New Diagnostic Results:

Upon reassessment, the patient's arterial blood gases (ABGs) showed a pH of 7.28, PaCO2 of 25 mmHg, and HCO3 of 13 mEq/L, which confirm metabolic acidosis. His serum electrolyte panel revealed a potassium level of 3.2 mEq/L, sodium of 135 mEq/L, and chloride of 102 mEq/L. The patient's urine output, which was initially normal, had decreased to less than 30 mL/hour, suggesting a decline in kidney function. A repeat blood glucose level showed an increase to 475 mg/dL.

These diagnostic results indicate that the patient's metabolic acidosis and hyperglycemia are worsening, and he is now also displaying signs of hypokalemia and potential renal insufficiency. The presence of hypokalemia in the setting of DKA is concerning as it suggests a total body potassium deficit, which can lead to dangerous cardiac dysrhythmias. The reduced urine output and persistent hyperglycemia may indicate that the patient's kidneys are struggling to excrete the excess glucose and ketones, leading to further acidosis and potential renal damage. These findings call for immediate adjustment of the patient's treatment regimen, with particular attention to fluid management, insulin therapy, and potassium replacement.

Section 4

Change in Patient Status:

Over the next few hours, the patient's condition deteriorated further. He became increasingly lethargic, and his respiratory rate increased to 30 breaths per minute. On physical examination, his skin was cool and clammy, and his capillary refill time was delayed at 3 seconds. His urine output remained less than 30 mL/hour, and his blood glucose was persistently high at 490 mg/dL.

These clinical findings indicate that the patient's metabolic acidosis is progressing, with his increased respiratory rate representing Kussmaul breathing, a compensatory mechanism to blow off excess CO2 and attempt to correct the acidosis. The changes in his skin and capillary refill time suggest poor peripheral perfusion, likely due to hypovolemia from osmotic diuresis and potential renal insufficiency. The persistently high blood glucose level and reduced urine output are further evidence of ongoing DKA and inadequate renal excretion of glucose and ketones. These changes in patient status underscore the need for prompt reassessment of the patient's treatment plan and potentially more aggressive intervention.

Section 5

New Diagnostic Results:

Laboratory results were returned showing a blood gas pH of 7.20, bicarbonate level of 10 mEq/L, and an anion gap of 25 mEq/L. Additionally, his serum potassium level was elevated at 5.5 mEq/L, and his creatinine level was 1.7 mg/dL, up from 1.2 mg/dL on admission. The patient's urine tested positive for ketones.

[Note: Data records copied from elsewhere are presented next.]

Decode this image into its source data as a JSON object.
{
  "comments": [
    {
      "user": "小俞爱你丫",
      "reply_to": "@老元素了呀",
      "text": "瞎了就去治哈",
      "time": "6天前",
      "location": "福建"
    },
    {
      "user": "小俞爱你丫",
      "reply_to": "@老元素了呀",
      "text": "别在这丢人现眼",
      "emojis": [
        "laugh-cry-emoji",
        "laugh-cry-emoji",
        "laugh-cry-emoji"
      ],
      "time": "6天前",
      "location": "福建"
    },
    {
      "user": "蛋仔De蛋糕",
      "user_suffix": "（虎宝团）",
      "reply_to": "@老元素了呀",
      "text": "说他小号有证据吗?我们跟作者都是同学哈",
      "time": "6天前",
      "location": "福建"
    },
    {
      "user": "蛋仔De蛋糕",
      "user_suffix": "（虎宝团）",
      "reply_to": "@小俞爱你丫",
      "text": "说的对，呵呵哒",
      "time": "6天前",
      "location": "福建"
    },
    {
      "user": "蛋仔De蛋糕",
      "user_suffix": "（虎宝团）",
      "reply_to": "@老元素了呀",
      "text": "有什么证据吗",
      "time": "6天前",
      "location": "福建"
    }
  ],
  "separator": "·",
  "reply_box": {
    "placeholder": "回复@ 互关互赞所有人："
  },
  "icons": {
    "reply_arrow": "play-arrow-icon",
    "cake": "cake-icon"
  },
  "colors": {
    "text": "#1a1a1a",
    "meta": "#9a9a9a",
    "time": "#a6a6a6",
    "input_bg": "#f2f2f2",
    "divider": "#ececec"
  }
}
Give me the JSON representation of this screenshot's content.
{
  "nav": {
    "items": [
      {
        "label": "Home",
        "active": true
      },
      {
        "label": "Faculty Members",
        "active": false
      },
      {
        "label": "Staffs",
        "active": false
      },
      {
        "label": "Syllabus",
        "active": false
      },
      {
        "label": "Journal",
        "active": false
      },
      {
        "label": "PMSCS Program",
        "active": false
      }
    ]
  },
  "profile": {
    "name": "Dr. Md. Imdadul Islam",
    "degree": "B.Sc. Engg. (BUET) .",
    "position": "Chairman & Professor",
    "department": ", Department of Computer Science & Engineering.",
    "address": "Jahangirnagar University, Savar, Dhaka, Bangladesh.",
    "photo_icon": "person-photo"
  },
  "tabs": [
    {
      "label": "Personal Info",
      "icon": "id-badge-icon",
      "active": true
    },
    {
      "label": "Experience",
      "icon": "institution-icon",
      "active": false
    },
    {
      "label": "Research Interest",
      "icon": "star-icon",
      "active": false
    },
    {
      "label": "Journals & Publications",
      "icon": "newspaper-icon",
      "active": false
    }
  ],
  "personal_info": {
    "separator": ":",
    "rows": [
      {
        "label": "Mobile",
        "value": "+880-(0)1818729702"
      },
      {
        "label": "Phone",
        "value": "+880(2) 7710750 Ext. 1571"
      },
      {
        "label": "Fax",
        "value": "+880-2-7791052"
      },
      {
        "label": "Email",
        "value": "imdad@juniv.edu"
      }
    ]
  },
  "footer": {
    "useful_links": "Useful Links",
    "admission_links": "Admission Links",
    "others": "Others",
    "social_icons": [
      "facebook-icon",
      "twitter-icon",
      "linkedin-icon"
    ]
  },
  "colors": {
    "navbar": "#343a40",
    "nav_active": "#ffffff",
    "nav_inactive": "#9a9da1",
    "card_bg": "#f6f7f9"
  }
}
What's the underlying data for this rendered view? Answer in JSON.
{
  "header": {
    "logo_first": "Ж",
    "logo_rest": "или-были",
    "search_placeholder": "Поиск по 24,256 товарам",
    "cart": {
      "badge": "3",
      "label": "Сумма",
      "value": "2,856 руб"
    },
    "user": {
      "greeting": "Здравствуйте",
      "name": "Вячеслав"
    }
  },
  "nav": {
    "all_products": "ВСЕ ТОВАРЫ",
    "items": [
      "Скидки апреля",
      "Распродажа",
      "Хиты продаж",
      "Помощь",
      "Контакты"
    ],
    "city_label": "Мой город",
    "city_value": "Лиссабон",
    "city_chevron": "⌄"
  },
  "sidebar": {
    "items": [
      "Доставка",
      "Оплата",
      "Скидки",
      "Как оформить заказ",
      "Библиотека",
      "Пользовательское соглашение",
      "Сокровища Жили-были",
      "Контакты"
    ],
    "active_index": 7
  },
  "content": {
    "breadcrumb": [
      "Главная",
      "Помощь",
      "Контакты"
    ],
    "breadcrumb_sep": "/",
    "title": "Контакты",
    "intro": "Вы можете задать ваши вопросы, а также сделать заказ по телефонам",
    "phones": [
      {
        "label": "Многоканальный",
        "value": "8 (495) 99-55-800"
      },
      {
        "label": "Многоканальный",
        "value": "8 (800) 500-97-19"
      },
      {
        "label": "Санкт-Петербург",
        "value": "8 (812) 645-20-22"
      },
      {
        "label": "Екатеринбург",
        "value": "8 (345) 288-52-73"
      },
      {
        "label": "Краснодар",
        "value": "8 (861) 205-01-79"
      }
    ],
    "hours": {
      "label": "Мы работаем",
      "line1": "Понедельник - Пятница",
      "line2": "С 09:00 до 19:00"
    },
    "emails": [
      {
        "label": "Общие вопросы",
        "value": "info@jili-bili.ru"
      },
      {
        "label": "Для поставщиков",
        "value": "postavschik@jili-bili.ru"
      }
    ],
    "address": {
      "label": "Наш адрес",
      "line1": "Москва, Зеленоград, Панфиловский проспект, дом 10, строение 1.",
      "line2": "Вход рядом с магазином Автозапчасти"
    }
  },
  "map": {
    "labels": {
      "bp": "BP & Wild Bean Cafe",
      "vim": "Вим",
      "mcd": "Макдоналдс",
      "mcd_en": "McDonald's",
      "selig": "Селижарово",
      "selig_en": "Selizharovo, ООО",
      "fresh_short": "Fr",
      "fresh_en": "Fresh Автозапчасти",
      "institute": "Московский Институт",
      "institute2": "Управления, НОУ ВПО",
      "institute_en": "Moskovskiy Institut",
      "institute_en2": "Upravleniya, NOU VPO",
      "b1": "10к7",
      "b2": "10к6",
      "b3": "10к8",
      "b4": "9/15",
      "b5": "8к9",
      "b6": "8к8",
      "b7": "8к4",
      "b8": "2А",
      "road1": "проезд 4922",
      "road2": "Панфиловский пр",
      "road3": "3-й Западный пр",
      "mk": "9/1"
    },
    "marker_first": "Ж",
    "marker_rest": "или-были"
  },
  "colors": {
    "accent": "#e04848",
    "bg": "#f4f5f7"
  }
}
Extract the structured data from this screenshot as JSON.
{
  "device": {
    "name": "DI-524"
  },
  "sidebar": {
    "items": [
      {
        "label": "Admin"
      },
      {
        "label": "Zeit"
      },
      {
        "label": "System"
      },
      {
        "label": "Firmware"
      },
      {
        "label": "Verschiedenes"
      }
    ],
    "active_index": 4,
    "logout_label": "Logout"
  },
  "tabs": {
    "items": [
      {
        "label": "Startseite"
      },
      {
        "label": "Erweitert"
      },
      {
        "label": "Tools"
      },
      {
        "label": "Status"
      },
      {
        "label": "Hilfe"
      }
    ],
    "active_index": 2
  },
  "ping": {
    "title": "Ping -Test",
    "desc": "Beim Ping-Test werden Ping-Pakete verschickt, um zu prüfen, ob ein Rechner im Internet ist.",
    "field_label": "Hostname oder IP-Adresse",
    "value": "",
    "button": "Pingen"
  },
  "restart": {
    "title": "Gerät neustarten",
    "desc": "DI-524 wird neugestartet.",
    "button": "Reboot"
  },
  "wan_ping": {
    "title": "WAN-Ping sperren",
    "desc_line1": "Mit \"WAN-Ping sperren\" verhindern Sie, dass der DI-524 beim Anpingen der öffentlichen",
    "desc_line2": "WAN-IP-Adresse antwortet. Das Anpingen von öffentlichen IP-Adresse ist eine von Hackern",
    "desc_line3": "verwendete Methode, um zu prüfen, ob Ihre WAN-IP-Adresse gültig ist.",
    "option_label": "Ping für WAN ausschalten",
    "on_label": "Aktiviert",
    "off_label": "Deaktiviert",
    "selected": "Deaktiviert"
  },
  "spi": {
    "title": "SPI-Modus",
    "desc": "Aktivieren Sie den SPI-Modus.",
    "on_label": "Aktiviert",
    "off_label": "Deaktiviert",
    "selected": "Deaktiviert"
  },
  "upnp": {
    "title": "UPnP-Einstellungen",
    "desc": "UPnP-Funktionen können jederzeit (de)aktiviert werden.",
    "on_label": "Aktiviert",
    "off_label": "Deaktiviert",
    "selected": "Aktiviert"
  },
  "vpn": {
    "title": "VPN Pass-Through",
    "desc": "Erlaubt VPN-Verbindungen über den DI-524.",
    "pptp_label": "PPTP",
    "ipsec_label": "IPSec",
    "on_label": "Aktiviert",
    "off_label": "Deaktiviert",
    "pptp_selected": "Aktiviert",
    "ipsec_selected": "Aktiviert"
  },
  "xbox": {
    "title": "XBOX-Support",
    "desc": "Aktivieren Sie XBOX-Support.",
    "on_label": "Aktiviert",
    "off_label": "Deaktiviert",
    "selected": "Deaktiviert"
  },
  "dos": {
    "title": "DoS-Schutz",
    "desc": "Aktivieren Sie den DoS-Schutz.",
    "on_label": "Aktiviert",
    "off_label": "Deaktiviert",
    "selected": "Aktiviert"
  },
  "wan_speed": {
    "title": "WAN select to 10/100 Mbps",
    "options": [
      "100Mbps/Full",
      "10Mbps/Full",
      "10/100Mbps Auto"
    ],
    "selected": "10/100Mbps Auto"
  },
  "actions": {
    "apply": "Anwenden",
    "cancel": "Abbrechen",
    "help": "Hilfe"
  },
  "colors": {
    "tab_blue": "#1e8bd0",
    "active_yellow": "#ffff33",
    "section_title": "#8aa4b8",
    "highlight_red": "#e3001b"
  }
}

The blood gas results confirm severe metabolic acidosis, which is consistent with uncontrolled DKA. The increased anion gap suggests that acid is being added to the body, likely due to the production of ketones in DKA. The elevated serum potassium level is indicative of acidosis and renal insufficiency, as the kidneys are unable to excrete potassium effectively. The rise in creatinine level further supports the suspicion of acute kidney injury, likely secondary to hypovolemia and poor perfusion. The presence of urinary ketones verifies the ongoing breakdown of fats for energy, leading to the production of ketones and further exacerbating the patient's metabolic acidosis. These results highlight the urgency in addressing the patient's deteriorating condition.